Later on, Scott has a nightmare about Atman, and when he wakes up he finds a letter in the empty wine bottle he caught when he was fishing. The letter was from a beautiful blonde princess, trapped on the island. Scott had a vision about her earlier. He goes to see the sheriff to ask him about it, but the jumpy lawman tells him it's just a local myth. By the way, the sheriff has a hostile secretary named Judy (Judy Levesque) who consistently dresses in skimpy outfits that reveal her ample cleavage and womanly figure. Dunno why, but it's a bright spot in the murk, that's for sure.

The two city-boys go to see a psychic who tells Scott he's supposed to be with the message-in-a-bottle-princess, but has to go to the deserted island to get her.
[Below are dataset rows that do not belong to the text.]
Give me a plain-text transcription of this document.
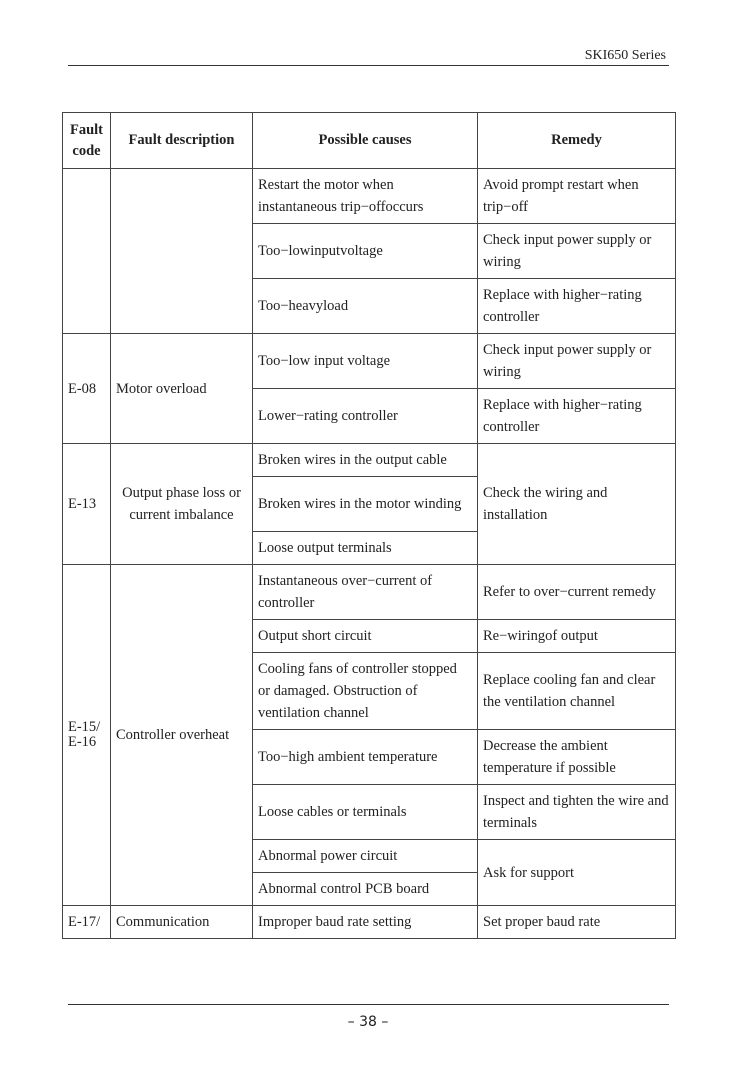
SKI650 Series
Fault code	Fault description	Possible causes	Remedy
		Restart the motor when instantaneous trip−offoccurs	Avoid prompt restart when trip−off
		Too−lowinputvoltage	Check input power supply or wiring
		Too−heavyload	Replace with higher−rating controller
E-08	Motor overload	Too−low input voltage	Check input power supply or wiring
		Lower−rating controller	Replace with higher−rating controller
E-13	Output phase loss or current imbalance	Broken wires in the output cable	Check the wiring and installation
		Broken wires in the motor winding	
		Loose output terminals	
E-15/
E-16	Controller overheat	Instantaneous over−current of controller	Refer to over−current remedy
		Output short circuit	Re−wiringof output
		Cooling fans of controller stopped or damaged. Obstruction of ventilation channel	Replace cooling fan and clear the ventilation channel
		Too−high ambient temperature	Decrease the ambient temperature if possible
		Loose cables or terminals	Inspect and tighten the wire and terminals
		Abnormal power circuit	Ask for support
		Abnormal control PCB board	
E-17/	Communication	Improper baud rate setting	Set proper baud rate
– 38 –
Scott mulls it over during a rollerblading trip to the park with Chuck. Things quickly go awry when Atman shows up with machete - he's also on roller blades - and they have a seriously awkward fight.



Meanwhile, Chuck gets absconded by two of the roller-chicks, who take him off to the island. Scott goes back to Chuck's place and plays video games and grills a steak, then heads off to the woods to look for his pal. He runs into a kid with pointy ears (Patrick Leggett). He's an elf named Random, and it's his job to defend the woods against Atman and his "Centurions"(two dudes dressed, vaguely, like bikers) who show up out of nowhere and do battle with our idiots/heroes. Amazingly, the two fight off the bikers, and Random gives Scott a special stick to fight Atman with.
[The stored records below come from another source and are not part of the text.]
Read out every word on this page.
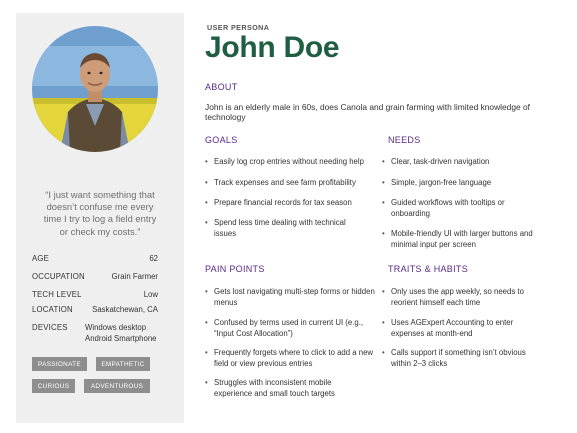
“I just want something that doesn’t confuse me every time I try to log a field entry or check my costs.”
AGE	62
OCCUPATION	Grain Farmer
TECH LEVEL	Low
LOCATION Saskatchewan, CA
DEVICES Windows desktop
Android Smartphone
PASSIONATE	EMPATHETIC
CURIOUS	ADVENTUROUS
USER PERSONA
John Doe
ABOUT
John is an elderly male in 60s, does Canola and grain farming with limited knowledge of technology
GOALS
• Easily log crop entries without needing help
• Track expenses and see farm profitability
• Prepare financial records for tax season
• Spend less time dealing with technical issues
NEEDS
• Clear, task-driven navigation
• Simple, jargon-free language
• Guided workflows with tooltips or onboarding
• Mobile-friendly UI with larger buttons and minimal input per screen
PAIN POINTS
• Gets lost navigating multi-step forms or hidden menus
• Confused by terms used in current UI (e.g., “Input Cost Allocation”)
• Frequently forgets where to click to add a new field or view previous entries
• Struggles with inconsistent mobile experience and small touch targets
TRAITS & HABITS
• Only uses the app weekly, so needs to reorient himself each time
• Uses AGExpert Accounting to enter expenses at month-end
• Calls support if something isn’t obvious within 2–3 clicks
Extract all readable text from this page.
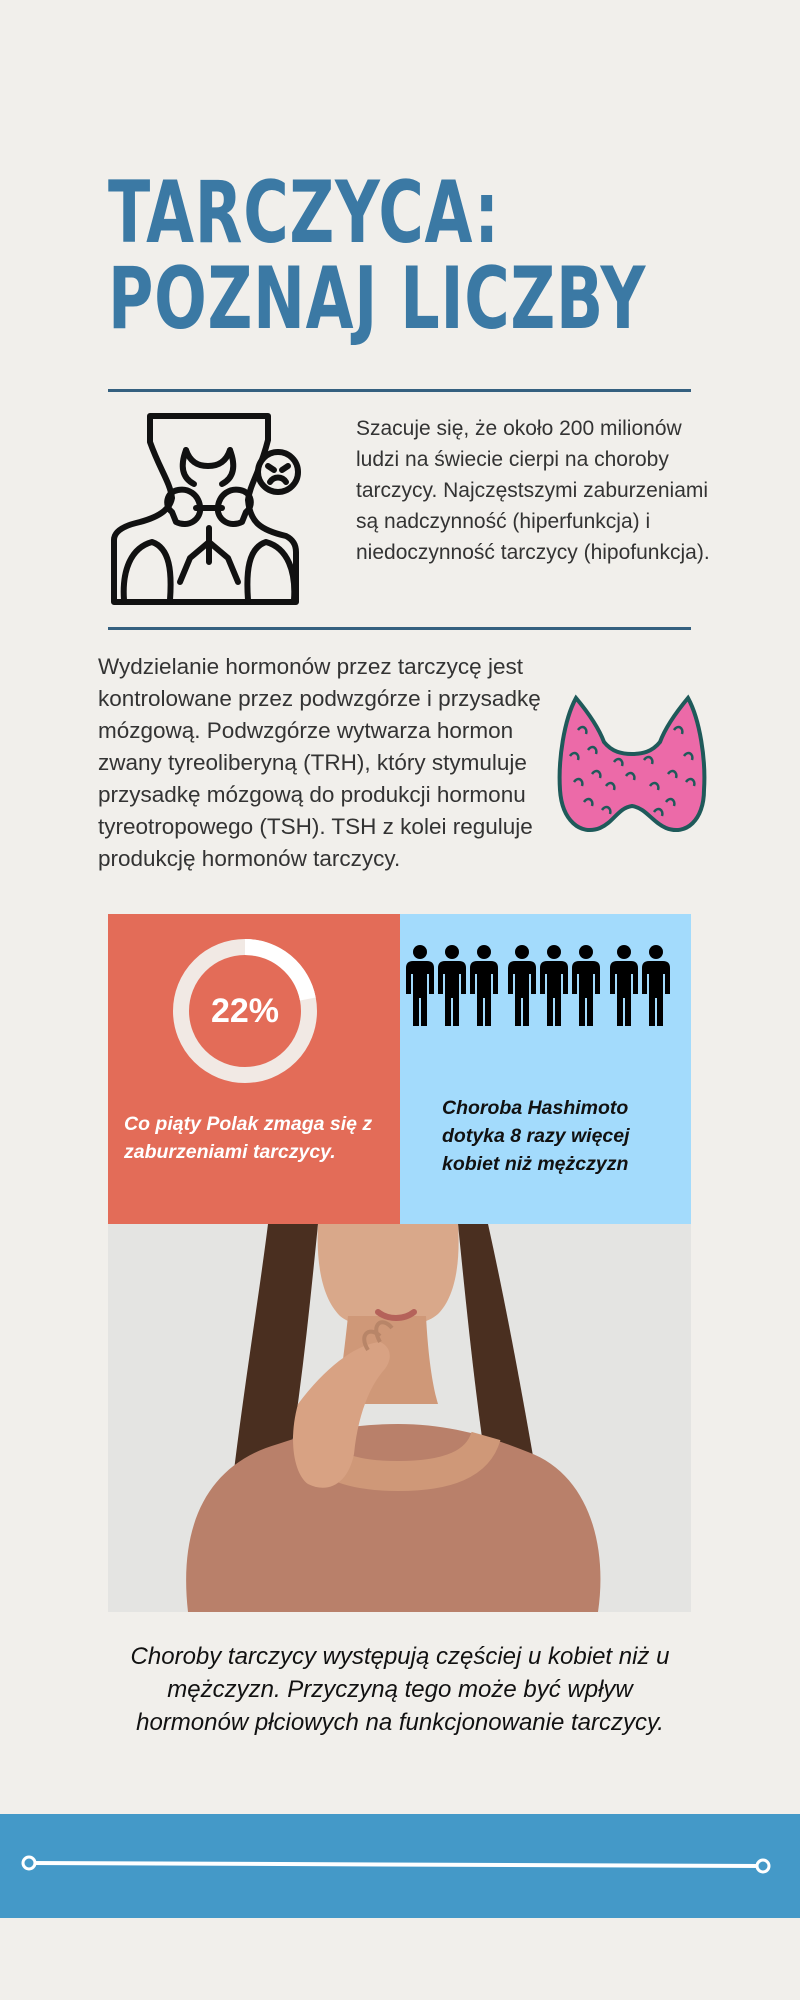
TARCZYCA:
POZNAJ LICZBY

Szacuje się, że około 200 milionów ludzi na świecie cierpi na choroby tarczycy. Najczęstszymi zaburzeniami są nadczynność (hiperfunkcja) i niedoczynność tarczycy (hipofunkcja).

Wydzielanie hormonów przez tarczycę jest kontrolowane przez podwzgórze i przysadkę mózgową. Podwzgórze wytwarza hormon zwany tyreoliberyną (TRH), który stymuluje przysadkę mózgową do produkcji hormonu tyreotropowego (TSH). TSH z kolei reguluje produkcję hormonów tarczycy.

22%

Co piąty Polak zmaga się z zaburzeniami tarczycy.

Choroba Hashimoto dotyka 8 razy więcej kobiet niż mężczyzn

Choroby tarczycy występują częściej u kobiet niż u mężczyzn. Przyczyną tego może być wpływ hormonów płciowych na funkcjonowanie tarczycy.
By the way, Atman drives an evil dune buggy with a Led Zep sticker on the windshield. That was a nice touch. He also runs his operation out of what looks like an abandoned amusement park 'castle'. At any rate, Atman finds out that Scott is on his way to slay him with the magic stick, so he sends out his rollerbabes to nab him. He has to kick a balloon out of his way when he's yelling at them. There's balloons everywhere, for some reason.
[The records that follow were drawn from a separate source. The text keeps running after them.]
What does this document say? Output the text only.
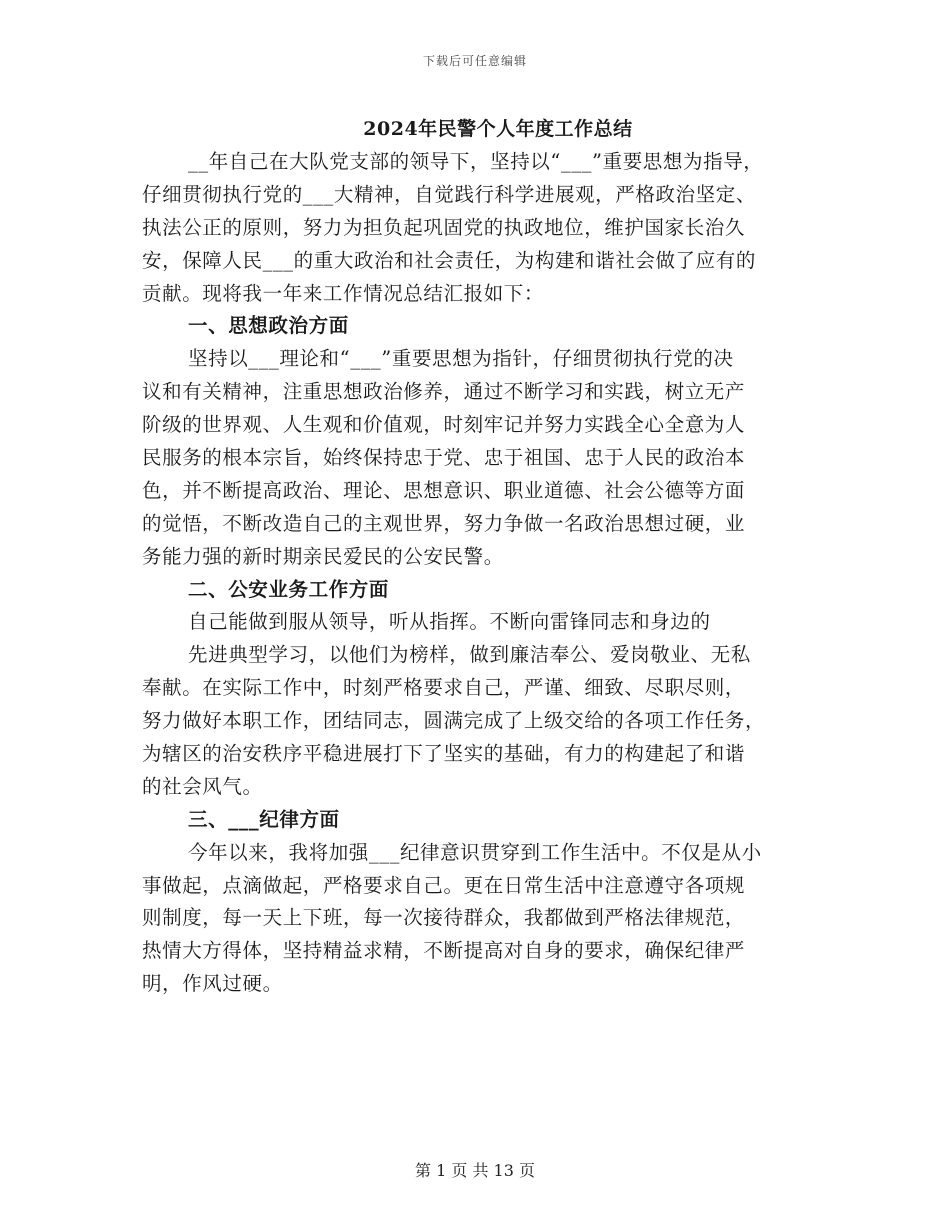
下载后可任意编辑
2024年民警个人年度工作总结
__年自己在大队党支部的领导下，坚持以“___”重要思想为指导，
仔细贯彻执行党的___大精神，自觉践行科学进展观，严格政治坚定、
执法公正的原则，努力为担负起巩固党的执政地位，维护国家长治久
安，保障人民___的重大政治和社会责任，为构建和谐社会做了应有的
贡献。现将我一年来工作情况总结汇报如下：
一、思想政治方面
坚持以___理论和“___”重要思想为指针，仔细贯彻执行党的决
议和有关精神，注重思想政治修养，通过不断学习和实践，树立无产
阶级的世界观、人生观和价值观，时刻牢记并努力实践全心全意为人
民服务的根本宗旨，始终保持忠于党、忠于祖国、忠于人民的政治本
色，并不断提高政治、理论、思想意识、职业道德、社会公德等方面
的觉悟，不断改造自己的主观世界，努力争做一名政治思想过硬，业
务能力强的新时期亲民爱民的公安民警。
二、公安业务工作方面
自己能做到服从领导，听从指挥。不断向雷锋同志和身边的
先进典型学习，以他们为榜样，做到廉洁奉公、爱岗敬业、无私
奉献。在实际工作中，时刻严格要求自己，严谨、细致、尽职尽则，
努力做好本职工作，团结同志，圆满完成了上级交给的各项工作任务，
为辖区的治安秩序平稳进展打下了坚实的基础，有力的构建起了和谐
的社会风气。
三、___纪律方面
今年以来，我将加强___纪律意识贯穿到工作生活中。不仅是从小
事做起，点滴做起，严格要求自己。更在日常生活中注意遵守各项规
则制度，每一天上下班，每一次接待群众，我都做到严格法律规范，
热情大方得体，坚持精益求精，不断提高对自身的要求，确保纪律严
明，作风过硬。
第 1 页 共 13 页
Scott gets caught by the rollerbabes and gets thrown into a "cell" - clearly somebody's bedroom - where he finds his Princess (Amy Van Elle) waiting for him. She sorta explains what's going on, although all I really got was that Atman castrates all the men in town, so that he can keep control over all the women. Then Atman slips something in Scott and Princess's drinks, and they make sweet Canadian love (side-boob is shown) interspersed with Scott running over rocks down at the river while an Elton John-esque ballad plays.

Later on, Scott discovers that Chuck's been eaten - they had to justify the title somehow - and he tells Atman that "I met a little man in the woods who thinks I'm a demon", which may be the single greatest line of dialogue I've ever heard. And then he falls under Atman's spell via his 70's jumbo transistor radio. Things get weird from there.

Judging just from the celebrity skin/boner-popping factor, Cannibal Rollerbabes is a fiasco. Spike (Canadian Playboy model Lisa Heughan), the jump-suited cleavage queen from the opening scene, is Atman's sometimes-lover, but she never does unzip that thing all the way, and the other girls are either plain-Janes or shot from too faraway to really get a good look at them. Princess Anna is pleasant looking enough, but the sex scene is so weirdly choreographed that all erotic potential is thrown, forcibly, out the window. And yet, there's something so screwy, so inexplicable, so eye-abusingly 'What the what?!' about it all that Cannibal Rollerbabes retains a ragged, homemade charm, even in its draggiest, most amateur moments. There is magic in this movie. Saggy, mostly useless, highly Canadian magic, but a benign sorcery nonetheless. It's one of those things, man. You really have to see it to believe it.

Availability: Cannibal Rollerbabes is available on DVD.